Yes, it's a documentary on the font.
Yes, I felt targeted as a sometime resident who used the subway system daily...
All the design students at my school watch this film and then they hate helvitica. It appears to be the #1 strongly held opinion.
The production artists I work with don't use the font, but really like it. The problem being, there are so many versions of it (all named Helvetica) coming from different foundries and they all come bundled with different programs, meaning that using one variant of Helvetica in Illustrator might conflict with the version in a Corel program.
I really liked this documentary. I didn't leave with a hatred of helvetica, but rather a much broader awareness of how design pervades daily life. Where there is signage, there is helvetica.

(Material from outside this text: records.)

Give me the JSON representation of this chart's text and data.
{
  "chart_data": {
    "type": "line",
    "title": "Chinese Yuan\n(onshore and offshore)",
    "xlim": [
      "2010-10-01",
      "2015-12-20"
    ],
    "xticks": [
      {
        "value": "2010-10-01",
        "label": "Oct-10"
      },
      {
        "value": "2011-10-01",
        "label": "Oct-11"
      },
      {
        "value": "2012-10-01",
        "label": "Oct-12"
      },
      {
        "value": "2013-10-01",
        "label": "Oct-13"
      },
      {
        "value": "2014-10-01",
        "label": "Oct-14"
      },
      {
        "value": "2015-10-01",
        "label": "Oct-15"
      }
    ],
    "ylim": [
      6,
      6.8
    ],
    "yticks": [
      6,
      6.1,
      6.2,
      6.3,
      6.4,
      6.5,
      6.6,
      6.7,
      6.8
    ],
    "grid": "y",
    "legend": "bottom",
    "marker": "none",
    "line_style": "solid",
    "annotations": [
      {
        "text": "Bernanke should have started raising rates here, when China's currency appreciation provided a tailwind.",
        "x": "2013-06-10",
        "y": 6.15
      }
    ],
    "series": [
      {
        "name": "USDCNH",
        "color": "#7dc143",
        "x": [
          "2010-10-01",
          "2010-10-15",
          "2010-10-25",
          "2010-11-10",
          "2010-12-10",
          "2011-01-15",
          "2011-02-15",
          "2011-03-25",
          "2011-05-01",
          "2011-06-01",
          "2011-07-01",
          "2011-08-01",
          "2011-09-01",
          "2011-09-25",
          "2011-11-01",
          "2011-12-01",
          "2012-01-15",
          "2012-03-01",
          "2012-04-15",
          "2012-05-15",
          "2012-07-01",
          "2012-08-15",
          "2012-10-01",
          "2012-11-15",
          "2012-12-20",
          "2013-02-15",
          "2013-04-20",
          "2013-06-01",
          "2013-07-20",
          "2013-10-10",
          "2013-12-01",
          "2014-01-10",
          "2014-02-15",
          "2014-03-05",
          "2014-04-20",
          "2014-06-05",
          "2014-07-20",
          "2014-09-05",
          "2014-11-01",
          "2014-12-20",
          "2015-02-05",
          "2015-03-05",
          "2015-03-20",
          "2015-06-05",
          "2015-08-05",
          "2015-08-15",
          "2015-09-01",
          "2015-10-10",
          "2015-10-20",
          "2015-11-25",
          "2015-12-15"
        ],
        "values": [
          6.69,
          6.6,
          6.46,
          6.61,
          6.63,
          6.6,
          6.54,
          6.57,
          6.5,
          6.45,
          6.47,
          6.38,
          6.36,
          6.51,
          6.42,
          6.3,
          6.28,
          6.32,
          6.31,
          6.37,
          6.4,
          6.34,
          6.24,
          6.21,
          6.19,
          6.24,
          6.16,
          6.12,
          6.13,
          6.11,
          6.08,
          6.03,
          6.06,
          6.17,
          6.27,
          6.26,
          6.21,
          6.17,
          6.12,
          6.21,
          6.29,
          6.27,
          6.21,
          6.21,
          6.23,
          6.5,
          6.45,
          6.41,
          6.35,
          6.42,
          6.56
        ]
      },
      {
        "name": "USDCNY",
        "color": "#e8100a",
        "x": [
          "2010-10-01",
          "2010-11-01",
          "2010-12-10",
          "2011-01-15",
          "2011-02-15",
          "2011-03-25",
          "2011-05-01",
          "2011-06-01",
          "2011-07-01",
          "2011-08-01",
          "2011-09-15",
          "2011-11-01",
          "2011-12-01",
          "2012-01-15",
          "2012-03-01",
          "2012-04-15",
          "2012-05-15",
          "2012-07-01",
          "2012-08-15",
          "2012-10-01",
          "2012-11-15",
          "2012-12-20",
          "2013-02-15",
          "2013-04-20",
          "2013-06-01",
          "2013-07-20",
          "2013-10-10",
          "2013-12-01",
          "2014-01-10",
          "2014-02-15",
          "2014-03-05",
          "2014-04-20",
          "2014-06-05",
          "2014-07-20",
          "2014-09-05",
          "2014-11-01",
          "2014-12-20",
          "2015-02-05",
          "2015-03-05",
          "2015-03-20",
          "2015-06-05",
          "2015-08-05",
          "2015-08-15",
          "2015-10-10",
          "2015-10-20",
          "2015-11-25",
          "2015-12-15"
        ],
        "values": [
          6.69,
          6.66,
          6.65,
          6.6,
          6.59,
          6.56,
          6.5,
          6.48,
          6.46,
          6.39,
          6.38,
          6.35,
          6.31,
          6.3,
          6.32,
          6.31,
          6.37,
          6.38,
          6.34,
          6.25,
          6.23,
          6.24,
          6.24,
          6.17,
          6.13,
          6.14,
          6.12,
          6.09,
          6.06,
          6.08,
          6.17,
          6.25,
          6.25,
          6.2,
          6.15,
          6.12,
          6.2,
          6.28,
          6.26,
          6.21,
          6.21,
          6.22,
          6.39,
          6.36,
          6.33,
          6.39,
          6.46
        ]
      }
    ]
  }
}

Pretty staggering how widely used the font is.
I think what it comes down to is whether, as a designer, you value novelty (the constant introduction of new ideas) or clarity/longevity. It seems to me that the trade-off is always going to be a varying level of genericness (with something like helvetica representing the extremely generic ... barring, of course, any novel uses of the font itself).
As always, I would imagine a font should serve the design, and not the other way around. It's not helvetica that's bad, it's how the font is sometimes used.
I agree. I thought it was pretty fascinating. The Romantic rhetoric of Carson etc was not all that convincing either. Part of what made it fascinating was the claims everyone made. Just as looney as the claims poets make.
On a somewhat related note, there is a ridiculous amount of signage in Korea. It seems like in the US, the architectural design of a building will more often than not do the work of signage. It's quite easy to tell what is a grocery store, or what is a department store. Here, the grocery store, electronics store, home supplies store, etc maybe stacked on top of one another in a huge, anonymous looking multistory building. So they just plaster the outside of it with really colorful and vibrant signage.
I left that movie with an OCD need to spot Helvetica EVERYWHERE I WENT. Ugh. That's what made me hate Helvetica, not the red scare of the film.